Bazı Duygular

46 10 1
                                    

Küçükken Dünya'nın ne kadar güzel ve huzur dolu bir yer olduğunu düşünürdüm fakat büyüdükçe içindeki güzelliğin sadece bir yansımadan ibaret olduğunu anlamıştım. Evet, Dünya kendi başına güzeldi ancak umutsuzluklarla dolu bir evrendi. Kendimi o evrenin üstünde yaşayan beyaz bir orkideye benzetirdim ben. Beyaz orkide masumiyeti ve saflığı temsil ederdi. Daha henüz bebekken hiç kimse suçlu olarak doğmazdı ancak büyüdükçe yaşadığı toplumdan, aile içinde doğan sevgisizlikten veya en basitinden gördüğü yanlışlarla birer suçlu olmaya başlardı. Beyaz orkide sonbahar bitişinde solarken ilkbaharda tekrar çiçek açardı ve kuruduğunda bile canlanabilen bir gücü vardı. İşte bu yüzden kendimi beyaz orkideye benzetirdim. Çünkü ben umutla başlardım hayata ve sonra öyle bir şey yaşardım ki umudum olduğu gibi yok olup toza dönüşürdü. Ardından tekrar canlanır ve tekrar toz olup uçar giderdi. Tıpkı doğadaki elementlerin döngüleri gibi...

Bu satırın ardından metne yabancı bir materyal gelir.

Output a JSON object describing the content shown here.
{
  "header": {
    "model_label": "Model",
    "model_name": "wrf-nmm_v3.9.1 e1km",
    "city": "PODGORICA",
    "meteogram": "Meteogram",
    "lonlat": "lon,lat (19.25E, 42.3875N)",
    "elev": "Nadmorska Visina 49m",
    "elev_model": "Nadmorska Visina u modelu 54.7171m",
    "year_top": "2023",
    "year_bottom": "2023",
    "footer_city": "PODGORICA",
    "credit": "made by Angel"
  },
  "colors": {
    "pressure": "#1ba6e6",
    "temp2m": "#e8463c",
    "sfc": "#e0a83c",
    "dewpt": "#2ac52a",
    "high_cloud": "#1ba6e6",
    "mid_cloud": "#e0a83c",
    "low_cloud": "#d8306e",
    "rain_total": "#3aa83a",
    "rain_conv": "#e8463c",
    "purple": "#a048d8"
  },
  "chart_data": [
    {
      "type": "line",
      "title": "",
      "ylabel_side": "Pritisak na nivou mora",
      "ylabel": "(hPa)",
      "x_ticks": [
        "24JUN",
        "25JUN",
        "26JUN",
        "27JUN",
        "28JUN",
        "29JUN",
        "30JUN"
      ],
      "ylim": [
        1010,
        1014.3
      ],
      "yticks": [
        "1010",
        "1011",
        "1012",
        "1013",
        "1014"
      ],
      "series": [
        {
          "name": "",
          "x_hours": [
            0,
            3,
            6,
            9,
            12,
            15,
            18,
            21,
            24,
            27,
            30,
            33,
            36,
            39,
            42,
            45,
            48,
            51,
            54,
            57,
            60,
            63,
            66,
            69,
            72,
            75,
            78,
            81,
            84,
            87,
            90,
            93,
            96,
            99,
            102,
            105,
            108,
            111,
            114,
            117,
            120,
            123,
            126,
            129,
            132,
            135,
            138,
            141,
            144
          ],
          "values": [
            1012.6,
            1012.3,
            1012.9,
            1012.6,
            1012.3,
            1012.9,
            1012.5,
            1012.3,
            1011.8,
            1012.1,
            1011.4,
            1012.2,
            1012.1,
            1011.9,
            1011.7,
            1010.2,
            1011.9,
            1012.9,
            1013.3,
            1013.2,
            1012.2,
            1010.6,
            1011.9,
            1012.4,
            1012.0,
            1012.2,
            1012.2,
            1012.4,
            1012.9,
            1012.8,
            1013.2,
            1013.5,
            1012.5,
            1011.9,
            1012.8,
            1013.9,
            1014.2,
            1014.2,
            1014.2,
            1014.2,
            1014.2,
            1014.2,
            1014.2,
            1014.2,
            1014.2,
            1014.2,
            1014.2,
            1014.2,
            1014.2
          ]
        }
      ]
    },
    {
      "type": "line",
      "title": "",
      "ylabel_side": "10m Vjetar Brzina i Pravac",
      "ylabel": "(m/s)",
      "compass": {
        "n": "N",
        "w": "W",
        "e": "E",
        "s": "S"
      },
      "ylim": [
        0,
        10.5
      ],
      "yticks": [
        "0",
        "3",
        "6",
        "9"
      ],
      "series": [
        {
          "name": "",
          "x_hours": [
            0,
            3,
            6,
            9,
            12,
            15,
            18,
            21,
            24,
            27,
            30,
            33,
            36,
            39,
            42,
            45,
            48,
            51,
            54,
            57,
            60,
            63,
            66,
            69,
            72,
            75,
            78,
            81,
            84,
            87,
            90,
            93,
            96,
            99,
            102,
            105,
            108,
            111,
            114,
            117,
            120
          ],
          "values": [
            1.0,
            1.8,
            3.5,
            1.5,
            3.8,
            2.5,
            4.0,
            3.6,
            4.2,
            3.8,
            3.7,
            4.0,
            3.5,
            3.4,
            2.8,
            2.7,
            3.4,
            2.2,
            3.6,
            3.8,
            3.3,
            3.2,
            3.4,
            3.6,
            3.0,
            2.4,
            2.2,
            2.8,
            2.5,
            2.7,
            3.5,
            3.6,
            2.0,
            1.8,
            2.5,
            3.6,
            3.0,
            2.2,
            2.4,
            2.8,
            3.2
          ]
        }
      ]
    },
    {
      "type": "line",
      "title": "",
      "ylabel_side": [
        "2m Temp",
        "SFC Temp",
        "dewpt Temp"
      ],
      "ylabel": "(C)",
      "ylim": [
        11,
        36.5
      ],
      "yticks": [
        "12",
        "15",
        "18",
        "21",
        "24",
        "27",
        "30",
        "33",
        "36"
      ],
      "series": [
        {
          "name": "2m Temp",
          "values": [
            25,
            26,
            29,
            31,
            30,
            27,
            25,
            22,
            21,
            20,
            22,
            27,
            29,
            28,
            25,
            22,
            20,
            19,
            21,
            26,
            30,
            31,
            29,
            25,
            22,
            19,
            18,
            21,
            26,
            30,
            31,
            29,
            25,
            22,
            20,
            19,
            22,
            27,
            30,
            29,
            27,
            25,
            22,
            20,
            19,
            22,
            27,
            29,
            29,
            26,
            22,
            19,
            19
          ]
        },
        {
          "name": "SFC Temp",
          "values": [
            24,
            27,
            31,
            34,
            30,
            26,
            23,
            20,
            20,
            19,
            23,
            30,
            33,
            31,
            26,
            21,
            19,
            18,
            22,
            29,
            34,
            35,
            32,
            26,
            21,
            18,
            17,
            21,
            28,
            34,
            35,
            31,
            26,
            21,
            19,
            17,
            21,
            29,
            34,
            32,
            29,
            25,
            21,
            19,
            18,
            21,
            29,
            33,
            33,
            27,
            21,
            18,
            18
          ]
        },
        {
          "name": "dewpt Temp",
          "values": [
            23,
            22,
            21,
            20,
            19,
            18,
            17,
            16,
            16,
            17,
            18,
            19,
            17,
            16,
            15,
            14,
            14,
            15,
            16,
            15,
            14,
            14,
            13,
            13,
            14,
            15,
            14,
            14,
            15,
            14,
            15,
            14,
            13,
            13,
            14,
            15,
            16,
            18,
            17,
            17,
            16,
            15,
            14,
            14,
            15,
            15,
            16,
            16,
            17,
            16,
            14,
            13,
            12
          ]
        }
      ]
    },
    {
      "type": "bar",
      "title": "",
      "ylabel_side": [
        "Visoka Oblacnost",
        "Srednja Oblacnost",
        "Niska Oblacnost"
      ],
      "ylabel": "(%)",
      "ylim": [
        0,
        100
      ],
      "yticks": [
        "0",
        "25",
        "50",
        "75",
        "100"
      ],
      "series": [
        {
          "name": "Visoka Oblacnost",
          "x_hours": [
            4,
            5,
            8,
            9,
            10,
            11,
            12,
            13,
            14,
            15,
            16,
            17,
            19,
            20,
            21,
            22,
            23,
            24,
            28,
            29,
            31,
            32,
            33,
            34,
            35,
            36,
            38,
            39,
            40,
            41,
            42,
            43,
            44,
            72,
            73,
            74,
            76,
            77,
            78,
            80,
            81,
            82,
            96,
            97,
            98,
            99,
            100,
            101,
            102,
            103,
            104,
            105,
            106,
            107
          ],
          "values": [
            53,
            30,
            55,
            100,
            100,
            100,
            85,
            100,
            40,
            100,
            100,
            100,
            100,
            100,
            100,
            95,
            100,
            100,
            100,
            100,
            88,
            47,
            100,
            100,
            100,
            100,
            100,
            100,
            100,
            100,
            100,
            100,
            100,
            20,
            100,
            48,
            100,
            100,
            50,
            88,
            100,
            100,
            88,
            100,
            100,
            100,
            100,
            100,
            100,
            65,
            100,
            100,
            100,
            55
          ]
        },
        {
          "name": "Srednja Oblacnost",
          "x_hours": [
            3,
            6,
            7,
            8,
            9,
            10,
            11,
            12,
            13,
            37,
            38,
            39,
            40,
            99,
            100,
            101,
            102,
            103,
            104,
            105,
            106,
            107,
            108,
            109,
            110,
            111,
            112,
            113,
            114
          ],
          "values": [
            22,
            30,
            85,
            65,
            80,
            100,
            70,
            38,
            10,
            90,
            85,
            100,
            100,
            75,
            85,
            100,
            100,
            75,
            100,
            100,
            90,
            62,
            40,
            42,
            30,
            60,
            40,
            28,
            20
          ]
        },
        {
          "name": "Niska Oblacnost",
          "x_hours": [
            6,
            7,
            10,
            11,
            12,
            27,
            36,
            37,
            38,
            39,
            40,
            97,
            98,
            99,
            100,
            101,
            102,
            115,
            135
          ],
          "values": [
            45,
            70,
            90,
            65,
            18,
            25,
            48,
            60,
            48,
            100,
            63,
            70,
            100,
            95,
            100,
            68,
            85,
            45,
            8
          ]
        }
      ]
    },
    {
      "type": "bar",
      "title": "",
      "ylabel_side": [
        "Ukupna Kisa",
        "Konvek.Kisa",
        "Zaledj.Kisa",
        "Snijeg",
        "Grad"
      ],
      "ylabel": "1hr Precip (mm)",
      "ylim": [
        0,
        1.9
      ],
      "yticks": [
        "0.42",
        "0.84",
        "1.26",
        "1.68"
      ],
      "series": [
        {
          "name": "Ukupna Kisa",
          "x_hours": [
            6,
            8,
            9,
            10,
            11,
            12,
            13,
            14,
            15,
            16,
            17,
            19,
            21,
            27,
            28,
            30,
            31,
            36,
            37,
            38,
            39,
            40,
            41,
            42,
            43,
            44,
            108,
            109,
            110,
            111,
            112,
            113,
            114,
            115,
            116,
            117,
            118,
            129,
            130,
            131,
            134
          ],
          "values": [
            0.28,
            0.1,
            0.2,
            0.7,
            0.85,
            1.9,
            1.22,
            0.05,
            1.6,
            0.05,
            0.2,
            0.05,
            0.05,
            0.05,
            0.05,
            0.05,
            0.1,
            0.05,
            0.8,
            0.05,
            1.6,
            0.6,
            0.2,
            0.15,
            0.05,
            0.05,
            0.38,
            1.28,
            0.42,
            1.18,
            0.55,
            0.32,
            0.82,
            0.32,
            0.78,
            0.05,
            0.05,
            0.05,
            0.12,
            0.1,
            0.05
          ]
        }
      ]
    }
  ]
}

Son üç gündür hayatımı takip etmekte oldukça zorlanıyordum. Ecem hala bıkmadan yaptığım şeylerin yanlış olduğunu yüzüme vurup duruyordu ve öte yandan Ege'yi bu aralar sıkça etrafımda görmek hiç de hayra alamet değildi.

'' Üstelik son dört yıldır beni hiç görmemişti bile... Halbuki kafasını bir çevirse hep orada olduğumu görecekti.''

En azından bugün sıradaki hamlemi yapacak olmanın heyecanı vardı üstümde. Çünkü Ege bu planımı bir önceki gibi çabucak atlatamayacaktı ve böylece günden güne yavaş yavaş tükenecekti; gözlerimin önünde. Sadece ona da dediğim gibi biraz zaman lazımdı.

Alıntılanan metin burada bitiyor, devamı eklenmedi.